The meeting comes amid ongoing tensions between the two countries stemming from Russia's efforts to influence the 2016 presidential election, its annexation of Ukrainian territory and its support of the Syrian regime.
"It is planned as a fully-fledged, 'seated' meeting," Kremlin spokesman Dmitry Peskov said Tuesday, according to the state-run TASS news agency.
National Security Council spokesman Michael Anton also confirmed that the two leaders will sit down together Friday for a bilateral meeting.
The format remained an open question through this weekend. Homeland security adviser Thomas Bossert said Sunday on ABC's "This Week" that the parameters of the meeting had not yet "been set."
The bilateral meeting format -- one that typically includes a handshake and brief public remarks exchanged between the two leaders -- will make the first meeting between the two leaders a more public-facing encounter, sending signals to the world that the US and Russia are eager to get on better diplomatic footing.
An informal pull-aside -- the setting in which President Barack Obama and Putin met at the G20 last September -- would have sent signals to Russia that it must do more to change its behavior to engage on a higher level diplomatically with the US and marked a continuation of the icy relations between the US and Russia under the Obama administration, particularly in its final years.
Anton, the NSC spokesman, told CNN there is still no agenda for the bilateral meeting, echoing national security adviser H.R. McMaster's comments to reporters during a briefing Friday.
"There's no specific agenda. It's really going to be whatever the President wants to talk about," McMaster said then.
Administration officials told CNN that Trump plans to focus heavily on the conflicts in Syria and Ukraine. And there is little expectation among Trump's national security team that Trump will confront Russia over its attempts to influence the 2016 election, as many Republican and Democratic lawmakers have hoped Trump would do.
Trump and Putin have spoken three times by phone since Trump took office, but the public-facing in-person meeting between the two leaders will be intensely scrutinized -- from the language they use in their meeting to the body language they project in front of the cameras -- by US and foreign officials eager to gauge the future of US-Russia relations.
The Trump-Putin relationship has been mired in controversy since the days of the 2016 presidential campaign and has been further complicated since Trump took office by the federal investigation into Russia's election actions and contacts between Trump campaign associates and Moscow.
During the campaign, Trump argued for improving US-Russia relations and frequently praised Putin after the Russian leader spoke favorably of Trump.
But US-Russia relations have yet to see a turnaround since Trump took office in January, with ongoing tensions in the relationship stemming from Russia's support for rebels in Ukraine and the regime of Bashar al-Assad in Syria.
Still, Trump has not struck nearly as stern a tone as the majority of US lawmakers in addressing Russian actions around the world, and in particular Russia's interference in the 2016 election.
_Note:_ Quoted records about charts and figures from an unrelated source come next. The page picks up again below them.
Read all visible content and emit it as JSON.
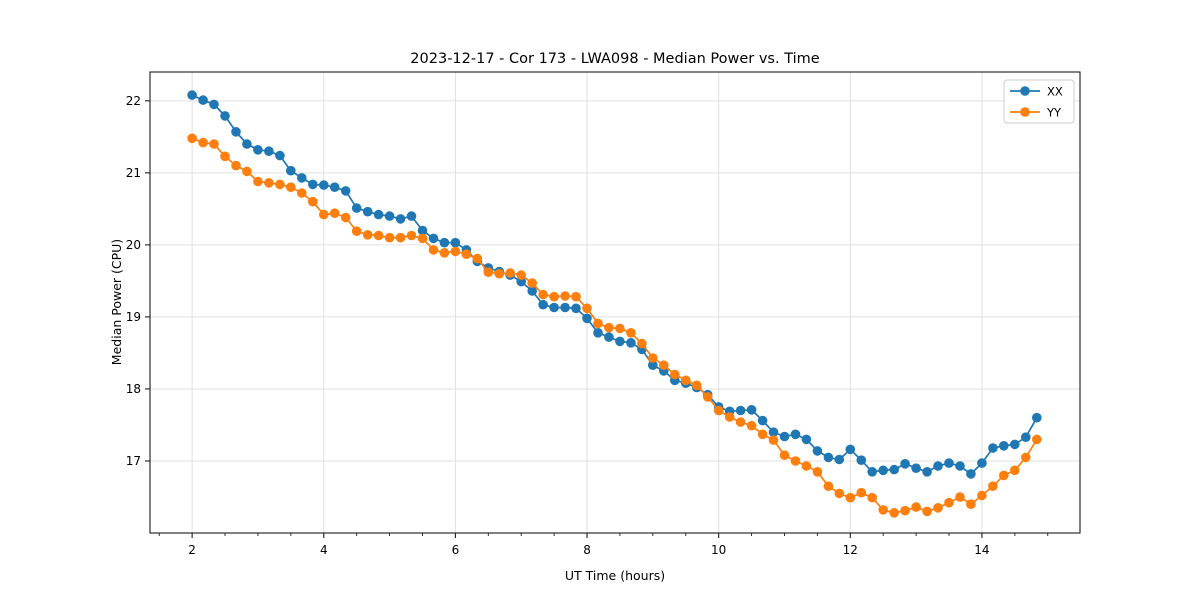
{
  "figure": {
    "background": "#ffffff"
  },
  "chart_data": {
    "type": "line",
    "title": "2023-12-17 - Cor 173 - LWA098 - Median Power vs. Time",
    "xlabel": "UT Time (hours)",
    "ylabel": "Median Power (CPU)",
    "xlim": [
      1.36,
      15.49
    ],
    "ylim": [
      16.0,
      22.4
    ],
    "x_major_ticks": [
      2,
      4,
      6,
      8,
      10,
      12,
      14
    ],
    "x_minor_tick_step": 0.5,
    "y_major_ticks": [
      17,
      18,
      19,
      20,
      21,
      22
    ],
    "grid": true,
    "grid_color": "#e0e0e0",
    "spine_color": "#1a1a1a",
    "legend_position": "upper right",
    "marker": "o",
    "x": [
      2,
      2.167,
      2.333,
      2.5,
      2.667,
      2.833,
      3,
      3.167,
      3.333,
      3.5,
      3.667,
      3.833,
      4,
      4.167,
      4.333,
      4.5,
      4.667,
      4.833,
      5,
      5.167,
      5.333,
      5.5,
      5.667,
      5.833,
      6,
      6.167,
      6.333,
      6.5,
      6.667,
      6.833,
      7,
      7.167,
      7.333,
      7.5,
      7.667,
      7.833,
      8,
      8.167,
      8.333,
      8.5,
      8.667,
      8.833,
      9,
      9.167,
      9.333,
      9.5,
      9.667,
      9.833,
      10,
      10.167,
      10.333,
      10.5,
      10.667,
      10.833,
      11,
      11.167,
      11.333,
      11.5,
      11.667,
      11.833,
      12,
      12.167,
      12.333,
      12.5,
      12.667,
      12.833,
      13,
      13.167,
      13.333,
      13.5,
      13.667,
      13.833,
      14,
      14.167,
      14.333,
      14.5,
      14.667,
      14.833
    ],
    "series": [
      {
        "name": "XX",
        "color": "#1f77b4",
        "values": [
          22.08,
          22.01,
          21.95,
          21.79,
          21.57,
          21.4,
          21.32,
          21.3,
          21.24,
          21.03,
          20.93,
          20.84,
          20.83,
          20.8,
          20.75,
          20.51,
          20.46,
          20.42,
          20.4,
          20.36,
          20.4,
          20.2,
          20.09,
          20.03,
          20.03,
          19.93,
          19.77,
          19.68,
          19.63,
          19.58,
          19.49,
          19.36,
          19.17,
          19.13,
          19.13,
          19.12,
          18.98,
          18.78,
          18.72,
          18.66,
          18.64,
          18.55,
          18.33,
          18.25,
          18.12,
          18.08,
          18.02,
          17.92,
          17.75,
          17.69,
          17.7,
          17.71,
          17.56,
          17.4,
          17.34,
          17.37,
          17.3,
          17.14,
          17.05,
          17.02,
          17.16,
          17.01,
          16.85,
          16.87,
          16.88,
          16.96,
          16.9,
          16.85,
          16.93,
          16.97,
          16.93,
          16.82,
          16.97,
          17.18,
          17.21,
          17.23,
          17.33,
          17.6
        ]
      },
      {
        "name": "YY",
        "color": "#ff7f0e",
        "values": [
          21.48,
          21.42,
          21.4,
          21.23,
          21.1,
          21.02,
          20.88,
          20.86,
          20.84,
          20.8,
          20.72,
          20.6,
          20.42,
          20.44,
          20.38,
          20.19,
          20.14,
          20.13,
          20.1,
          20.1,
          20.13,
          20.09,
          19.93,
          19.89,
          19.91,
          19.87,
          19.81,
          19.62,
          19.6,
          19.61,
          19.58,
          19.47,
          19.31,
          19.28,
          19.29,
          19.28,
          19.12,
          18.91,
          18.85,
          18.84,
          18.78,
          18.63,
          18.43,
          18.33,
          18.2,
          18.12,
          18.05,
          17.89,
          17.7,
          17.61,
          17.54,
          17.49,
          17.37,
          17.29,
          17.08,
          17.0,
          16.93,
          16.85,
          16.65,
          16.55,
          16.49,
          16.56,
          16.49,
          16.32,
          16.28,
          16.31,
          16.36,
          16.3,
          16.35,
          16.42,
          16.5,
          16.4,
          16.52,
          16.65,
          16.8,
          16.87,
          17.05,
          17.3
        ]
      }
    ]
  }
}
Despite the US intelligence community's assessment that Russia interfered in the 2016 election to help Trump and hurt his Democratic opponent, Hillary Clinton, Trump has repeatedly downplayed
and cast doubt on that assessment, suggesting Russia was not solely to blame for hacking activities in the US.
That perspective has alarmed some US officials, who have warned that Russia is likely to continue its efforts to undermine US democracy in the future if its actions are not met with a stern response from the US.
A past relationship?
The extent of Trump's previous relationship with Putin is unclear. Prior to the 2016 election, he said they had a relationship and had spoken "directly."
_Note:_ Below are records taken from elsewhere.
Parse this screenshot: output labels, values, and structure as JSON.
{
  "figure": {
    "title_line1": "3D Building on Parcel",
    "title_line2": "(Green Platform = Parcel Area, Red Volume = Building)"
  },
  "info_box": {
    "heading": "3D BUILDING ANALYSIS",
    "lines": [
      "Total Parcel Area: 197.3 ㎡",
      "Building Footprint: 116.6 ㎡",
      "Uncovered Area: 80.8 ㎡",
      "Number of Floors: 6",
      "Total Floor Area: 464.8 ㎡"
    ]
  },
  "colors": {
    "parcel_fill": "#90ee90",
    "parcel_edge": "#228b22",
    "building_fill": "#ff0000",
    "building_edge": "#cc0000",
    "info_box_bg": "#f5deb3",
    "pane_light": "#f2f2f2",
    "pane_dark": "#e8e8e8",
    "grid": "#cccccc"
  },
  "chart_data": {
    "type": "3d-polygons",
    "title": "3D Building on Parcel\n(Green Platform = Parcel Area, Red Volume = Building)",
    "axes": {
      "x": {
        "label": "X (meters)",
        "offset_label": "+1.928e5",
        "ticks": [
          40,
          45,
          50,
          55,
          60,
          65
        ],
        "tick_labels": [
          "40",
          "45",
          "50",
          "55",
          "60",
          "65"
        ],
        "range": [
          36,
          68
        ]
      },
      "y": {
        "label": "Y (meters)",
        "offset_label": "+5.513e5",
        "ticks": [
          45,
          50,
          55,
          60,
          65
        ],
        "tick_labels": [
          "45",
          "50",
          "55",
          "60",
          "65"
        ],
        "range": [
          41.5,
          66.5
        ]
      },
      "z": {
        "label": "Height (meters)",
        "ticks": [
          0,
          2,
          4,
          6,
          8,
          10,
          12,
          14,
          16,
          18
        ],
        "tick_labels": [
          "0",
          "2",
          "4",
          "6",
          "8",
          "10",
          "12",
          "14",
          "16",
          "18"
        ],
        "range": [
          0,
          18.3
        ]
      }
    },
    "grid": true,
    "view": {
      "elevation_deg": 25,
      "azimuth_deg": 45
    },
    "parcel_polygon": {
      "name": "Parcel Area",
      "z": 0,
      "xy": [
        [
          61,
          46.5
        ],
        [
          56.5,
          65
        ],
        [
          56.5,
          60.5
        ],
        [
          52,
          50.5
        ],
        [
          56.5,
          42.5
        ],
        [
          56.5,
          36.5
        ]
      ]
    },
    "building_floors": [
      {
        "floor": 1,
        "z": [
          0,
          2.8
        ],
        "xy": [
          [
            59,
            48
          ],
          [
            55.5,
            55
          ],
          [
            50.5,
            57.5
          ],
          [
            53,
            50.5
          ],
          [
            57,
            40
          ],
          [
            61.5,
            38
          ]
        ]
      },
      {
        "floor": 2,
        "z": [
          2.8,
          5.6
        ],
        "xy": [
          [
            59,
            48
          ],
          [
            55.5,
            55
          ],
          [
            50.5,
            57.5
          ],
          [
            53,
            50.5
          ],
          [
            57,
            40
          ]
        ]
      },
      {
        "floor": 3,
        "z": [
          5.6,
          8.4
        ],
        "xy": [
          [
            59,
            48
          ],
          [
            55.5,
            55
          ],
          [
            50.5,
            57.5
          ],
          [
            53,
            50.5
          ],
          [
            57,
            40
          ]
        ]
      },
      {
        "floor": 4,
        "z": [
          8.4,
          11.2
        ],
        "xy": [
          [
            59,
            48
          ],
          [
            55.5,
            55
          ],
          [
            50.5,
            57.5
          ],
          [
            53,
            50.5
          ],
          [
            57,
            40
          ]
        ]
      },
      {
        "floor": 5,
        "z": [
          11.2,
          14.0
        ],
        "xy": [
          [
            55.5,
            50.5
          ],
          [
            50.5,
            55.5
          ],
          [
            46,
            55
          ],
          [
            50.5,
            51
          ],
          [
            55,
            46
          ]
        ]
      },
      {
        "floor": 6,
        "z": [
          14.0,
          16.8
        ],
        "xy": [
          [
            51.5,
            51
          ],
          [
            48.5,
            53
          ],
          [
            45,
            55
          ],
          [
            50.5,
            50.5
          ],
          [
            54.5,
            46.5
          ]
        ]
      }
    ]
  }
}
"I own Miss Universe. I was in Russia, I was in Moscow recently," Trump said in May 2014
after the Miss Universe pageant had been held in Moscow the previous November. "And I spoke, indirectly and directly, with President Putin, who could not have been nicer, and we had a tremendous success."
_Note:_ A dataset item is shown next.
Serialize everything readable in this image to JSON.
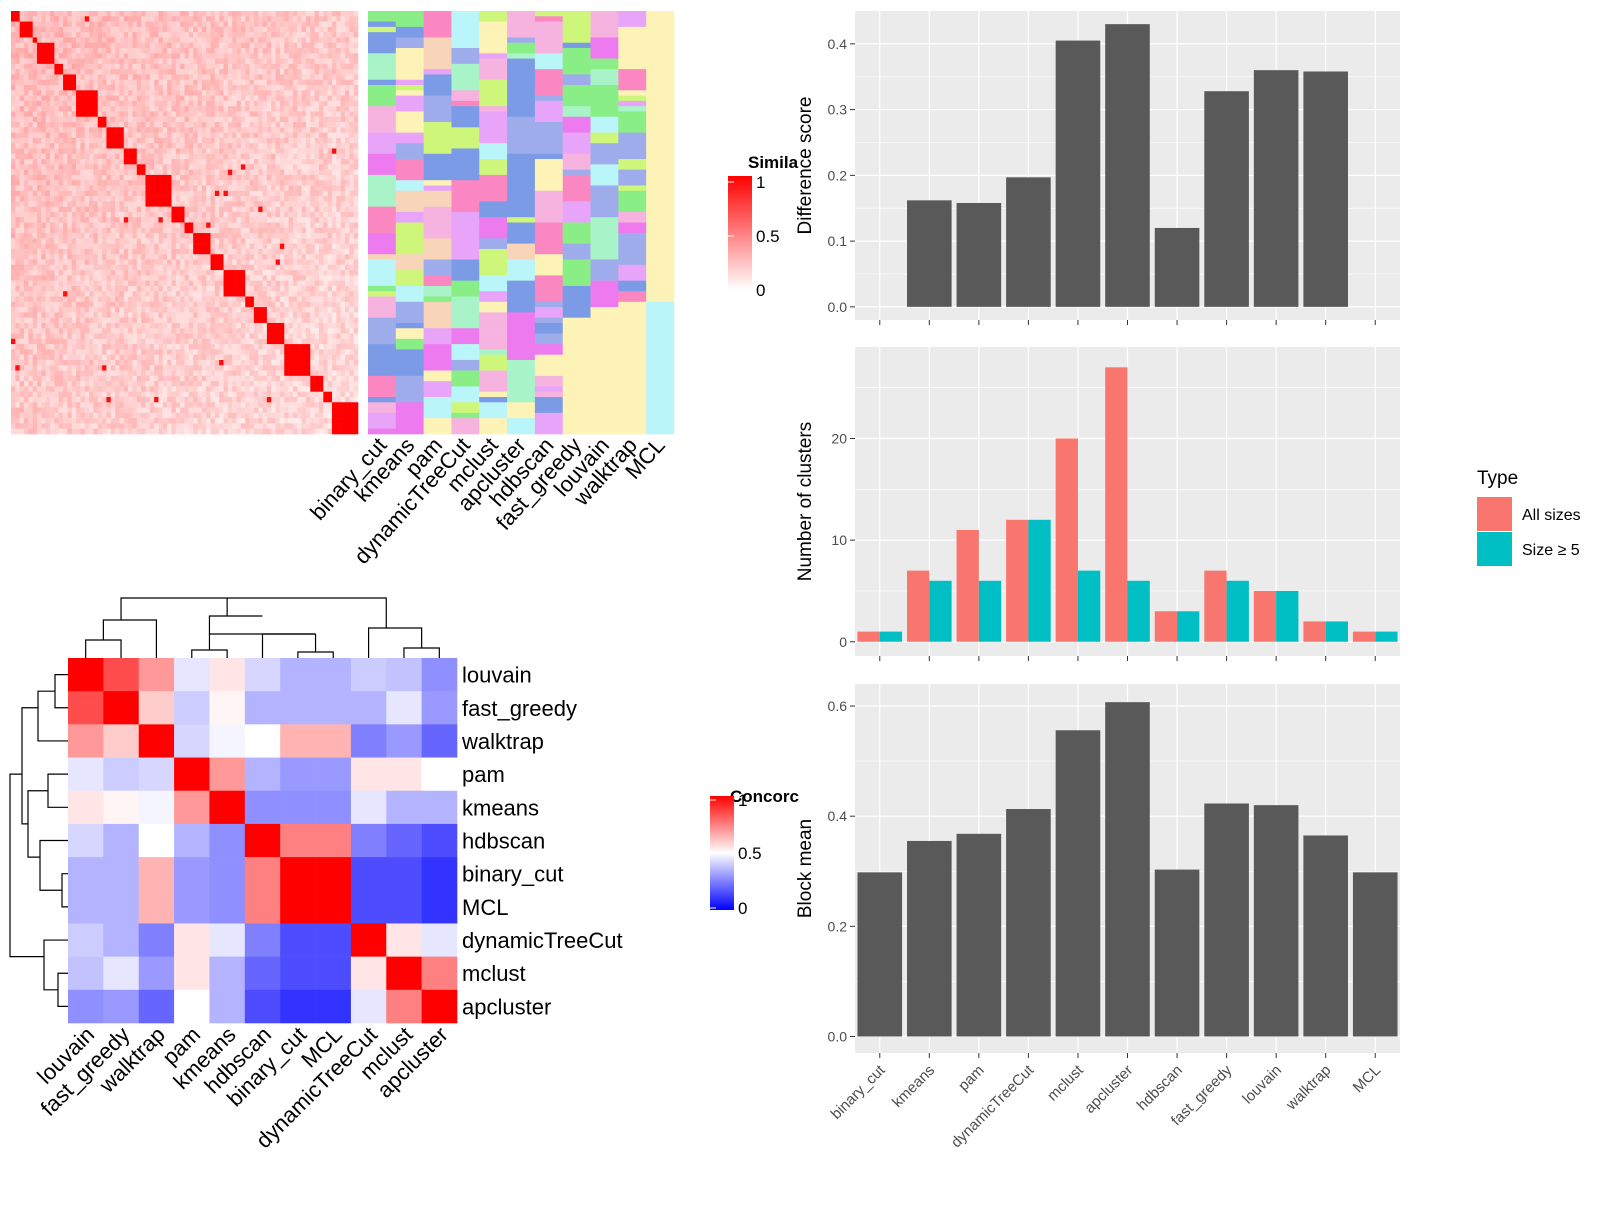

In November 2015, Trump said he "got to know [Putin] very well" after the two were both featured in the same "60 Minutes" episode.
"I got to know him very well because we were both on '60 Minutes,' we were stablemates, and we did very well that night. But you know that," Trump said
during the GOP debate.
He later clarified on Twitter that the two men were not in the same green room.
But at the height of the presidential campaign last July, Trump backed off his claim that he had a relationship with Putin.
"I never met Putin," Trump said in July 2016
during his last news conference
before the election. "I don't know who Putin is. He said one nice thing about me. He said I'm a genius. I said thank you very much to the newspaper and that was the end of it. I never met Putin."
He reasserted that point during the October presidential debate
against Hillary Clinton.
"I don't know Putin," Trump said
. "I think it would be great if we got along with Russia because we could fight ISIS together, as an example. But I don't know Putin."